Trim() is pretty straightforward — it cleans up all of the extra spaces include in a cell, before and after the first and last character.  Very useful for cleaning up your data so that spacing looks right around personalized merge fields.

Proper()

Much like Trim(), Proper() is also pretty simple — it corrects all capitalization to the proper case by capitalizing the first letter of each word in the cell.  This is great for scrubbing out all caps, all lowercase, and whatnot.

ImportHTML()

ImportHTML() can save TONS of time when you’re copying large data sets from tables online, i.e. list of something from Wikipedia.  Copy/Paste works in some cases, but you’re almost always left with lots of clean-up.  ImportHTML() essentially recreates the online table in a spreadsheet so that it is ready to go right away and much easier to manipulate.

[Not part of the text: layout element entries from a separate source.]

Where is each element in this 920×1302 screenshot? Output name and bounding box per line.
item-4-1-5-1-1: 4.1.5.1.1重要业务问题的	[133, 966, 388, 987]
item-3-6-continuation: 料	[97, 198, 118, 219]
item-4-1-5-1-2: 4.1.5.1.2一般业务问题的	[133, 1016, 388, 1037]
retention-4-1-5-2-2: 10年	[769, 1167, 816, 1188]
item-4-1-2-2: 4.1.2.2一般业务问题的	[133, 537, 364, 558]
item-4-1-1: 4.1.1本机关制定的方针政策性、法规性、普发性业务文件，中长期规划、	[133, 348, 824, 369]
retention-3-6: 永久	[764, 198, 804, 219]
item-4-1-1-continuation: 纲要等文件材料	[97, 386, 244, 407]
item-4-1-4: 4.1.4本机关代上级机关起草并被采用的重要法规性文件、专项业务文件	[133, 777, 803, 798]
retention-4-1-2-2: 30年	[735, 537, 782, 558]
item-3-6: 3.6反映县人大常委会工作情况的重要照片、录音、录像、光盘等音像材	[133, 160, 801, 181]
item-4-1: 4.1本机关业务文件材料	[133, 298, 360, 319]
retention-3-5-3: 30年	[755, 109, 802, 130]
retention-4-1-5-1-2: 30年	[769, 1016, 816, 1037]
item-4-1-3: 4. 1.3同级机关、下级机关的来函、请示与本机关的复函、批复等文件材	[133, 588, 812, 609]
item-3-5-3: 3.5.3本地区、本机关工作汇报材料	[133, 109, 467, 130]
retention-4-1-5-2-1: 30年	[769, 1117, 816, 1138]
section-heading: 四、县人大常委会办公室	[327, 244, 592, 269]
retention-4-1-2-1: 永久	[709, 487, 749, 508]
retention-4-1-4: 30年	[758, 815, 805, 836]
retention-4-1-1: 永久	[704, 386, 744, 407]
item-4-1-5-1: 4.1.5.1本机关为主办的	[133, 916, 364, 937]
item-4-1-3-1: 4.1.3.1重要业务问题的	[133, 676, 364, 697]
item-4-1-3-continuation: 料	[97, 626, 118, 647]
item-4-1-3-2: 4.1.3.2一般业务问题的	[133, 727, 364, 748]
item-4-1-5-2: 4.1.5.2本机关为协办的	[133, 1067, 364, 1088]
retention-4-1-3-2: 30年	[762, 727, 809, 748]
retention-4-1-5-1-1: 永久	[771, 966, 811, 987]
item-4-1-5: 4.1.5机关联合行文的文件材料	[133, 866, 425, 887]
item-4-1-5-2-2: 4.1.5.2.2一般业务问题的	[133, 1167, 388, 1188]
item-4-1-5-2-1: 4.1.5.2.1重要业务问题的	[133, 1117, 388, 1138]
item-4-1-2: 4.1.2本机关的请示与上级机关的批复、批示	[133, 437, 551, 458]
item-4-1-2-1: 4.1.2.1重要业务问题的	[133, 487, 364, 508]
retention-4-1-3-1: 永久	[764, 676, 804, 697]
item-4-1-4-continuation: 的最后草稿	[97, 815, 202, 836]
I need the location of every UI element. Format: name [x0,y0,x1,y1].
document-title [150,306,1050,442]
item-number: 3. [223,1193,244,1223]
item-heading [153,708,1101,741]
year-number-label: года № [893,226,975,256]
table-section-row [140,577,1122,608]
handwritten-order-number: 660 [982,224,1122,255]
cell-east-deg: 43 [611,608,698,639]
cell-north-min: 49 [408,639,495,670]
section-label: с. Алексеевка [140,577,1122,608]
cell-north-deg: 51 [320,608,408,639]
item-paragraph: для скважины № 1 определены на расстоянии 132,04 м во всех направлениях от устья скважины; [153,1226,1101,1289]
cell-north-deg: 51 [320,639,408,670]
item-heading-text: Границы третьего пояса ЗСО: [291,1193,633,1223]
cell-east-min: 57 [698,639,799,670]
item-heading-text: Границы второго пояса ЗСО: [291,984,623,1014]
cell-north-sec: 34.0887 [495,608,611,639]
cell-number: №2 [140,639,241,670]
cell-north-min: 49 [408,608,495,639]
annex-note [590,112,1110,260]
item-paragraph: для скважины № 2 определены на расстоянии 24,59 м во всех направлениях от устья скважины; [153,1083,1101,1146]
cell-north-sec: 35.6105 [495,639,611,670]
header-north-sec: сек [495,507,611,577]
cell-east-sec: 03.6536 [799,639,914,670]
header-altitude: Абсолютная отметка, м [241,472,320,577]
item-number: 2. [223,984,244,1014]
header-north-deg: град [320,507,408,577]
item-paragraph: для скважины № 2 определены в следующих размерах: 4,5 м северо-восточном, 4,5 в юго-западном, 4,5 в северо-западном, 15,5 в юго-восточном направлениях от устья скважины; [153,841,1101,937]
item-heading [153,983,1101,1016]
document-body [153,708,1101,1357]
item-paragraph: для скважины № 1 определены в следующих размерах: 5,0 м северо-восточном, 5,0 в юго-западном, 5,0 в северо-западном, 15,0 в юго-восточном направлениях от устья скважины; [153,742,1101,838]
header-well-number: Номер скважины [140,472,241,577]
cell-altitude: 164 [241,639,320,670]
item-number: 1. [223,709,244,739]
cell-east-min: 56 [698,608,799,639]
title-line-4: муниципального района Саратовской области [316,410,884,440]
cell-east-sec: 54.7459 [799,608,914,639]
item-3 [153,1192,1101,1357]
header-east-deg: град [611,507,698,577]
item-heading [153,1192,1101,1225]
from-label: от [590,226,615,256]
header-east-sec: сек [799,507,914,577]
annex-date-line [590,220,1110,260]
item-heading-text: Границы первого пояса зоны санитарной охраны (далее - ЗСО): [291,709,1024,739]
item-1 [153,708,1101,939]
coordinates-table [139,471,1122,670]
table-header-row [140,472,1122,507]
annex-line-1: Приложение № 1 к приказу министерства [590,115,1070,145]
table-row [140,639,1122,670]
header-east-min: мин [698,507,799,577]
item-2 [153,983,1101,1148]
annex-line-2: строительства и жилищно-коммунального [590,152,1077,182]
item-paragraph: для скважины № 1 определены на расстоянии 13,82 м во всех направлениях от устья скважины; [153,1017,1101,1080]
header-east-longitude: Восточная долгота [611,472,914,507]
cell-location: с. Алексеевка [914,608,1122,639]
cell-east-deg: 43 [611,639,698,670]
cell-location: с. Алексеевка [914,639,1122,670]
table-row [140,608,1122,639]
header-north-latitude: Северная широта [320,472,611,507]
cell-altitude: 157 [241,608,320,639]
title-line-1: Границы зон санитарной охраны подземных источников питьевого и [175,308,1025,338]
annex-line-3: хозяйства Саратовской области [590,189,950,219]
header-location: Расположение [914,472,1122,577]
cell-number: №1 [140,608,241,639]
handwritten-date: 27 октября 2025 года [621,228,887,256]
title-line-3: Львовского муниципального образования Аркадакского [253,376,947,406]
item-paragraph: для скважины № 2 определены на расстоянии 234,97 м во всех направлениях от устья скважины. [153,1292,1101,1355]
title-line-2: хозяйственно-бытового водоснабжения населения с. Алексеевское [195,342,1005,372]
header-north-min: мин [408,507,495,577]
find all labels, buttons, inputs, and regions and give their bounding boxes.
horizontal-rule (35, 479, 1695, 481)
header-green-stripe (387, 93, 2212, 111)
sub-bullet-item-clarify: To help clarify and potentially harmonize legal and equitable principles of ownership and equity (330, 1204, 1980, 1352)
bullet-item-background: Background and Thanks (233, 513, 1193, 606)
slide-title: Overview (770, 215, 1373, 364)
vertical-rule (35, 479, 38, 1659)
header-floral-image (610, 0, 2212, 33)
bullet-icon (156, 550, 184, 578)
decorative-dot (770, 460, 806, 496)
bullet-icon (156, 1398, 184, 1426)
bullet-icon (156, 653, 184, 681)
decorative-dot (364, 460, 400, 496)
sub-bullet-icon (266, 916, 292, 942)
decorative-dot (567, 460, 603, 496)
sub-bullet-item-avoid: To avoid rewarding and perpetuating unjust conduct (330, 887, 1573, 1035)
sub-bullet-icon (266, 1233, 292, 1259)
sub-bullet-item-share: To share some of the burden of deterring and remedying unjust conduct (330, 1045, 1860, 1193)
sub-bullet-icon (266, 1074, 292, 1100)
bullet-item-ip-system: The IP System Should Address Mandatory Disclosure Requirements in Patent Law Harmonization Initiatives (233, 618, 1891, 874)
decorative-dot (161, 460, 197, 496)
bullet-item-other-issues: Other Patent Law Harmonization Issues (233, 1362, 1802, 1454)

This code will grab the list of North Carolina Tar Heels inducted into the Naismith Basketball Hall of Fame from Wikipedia and dump the data into a table in your Google Spreadsheet:

=importhtml("http://en.wikipedia.org/wiki/North_Carolina_Tar_Heels_men's_basketball",
"table",5)

Simply tell the formula the URL that contains the data you want, the type of data structure (usually “table” or “list”) you want to scrape, and the sequence number of the table or list you want — the 5th table on the page in my example. Changing the “5” in my example to a “6” will get you a list of Tar Heels that played or coached in the Olympics.

ImportXML()

I definitely saved the best for last.  ImportXML() is amazingly useful.  In short, it can turn Google Sheets into a massive, free web scraper.  You’ve just got to be comfortable mucking around with XPath.

The feature works great and pretty easily with XML.  I’ve been able to make it work with well-structured HTML, but it can be a real pain to dive deep inside a page to pluck that single important data point. In a few cases, I’ve stopped myself 20 or so minutes into an XPath boondoggle and simply tasked out the “scrape” to Mechanical Turk.

As a quick HTML example, here is some code I used to scrape the homepage URL from a list of Crunchbase URLs:

=IMPORTXML(A1,"//a[@class='homepage']/@href")

I used the URLs to back into a best-guess email domain, which I used to brute force guess (via MX validation) the email addresses of the CEOs at the companies…with surprisingly effective results.

As another example, Here is some code I frequently use to get the Alexa rank from a URL:

=value(ImportXML(CONCATENATE("http://data.alexa.com/data?cli=10&dat=snbamz&url=",E344),"//@rank[1]"))

This is useful for prioritizing and pre-qualifying companies based on site traffic estimates.

There are many, many other ways that ImportXML() can be enormously useful — just use your imagination, don’t be afraid of trial/error, and make use of resources like StackOverflow to find quick shortcuts.

So those are some of RevBoss’ tricks, though I’m constantly testing and learning more. Got anything I should add to the list?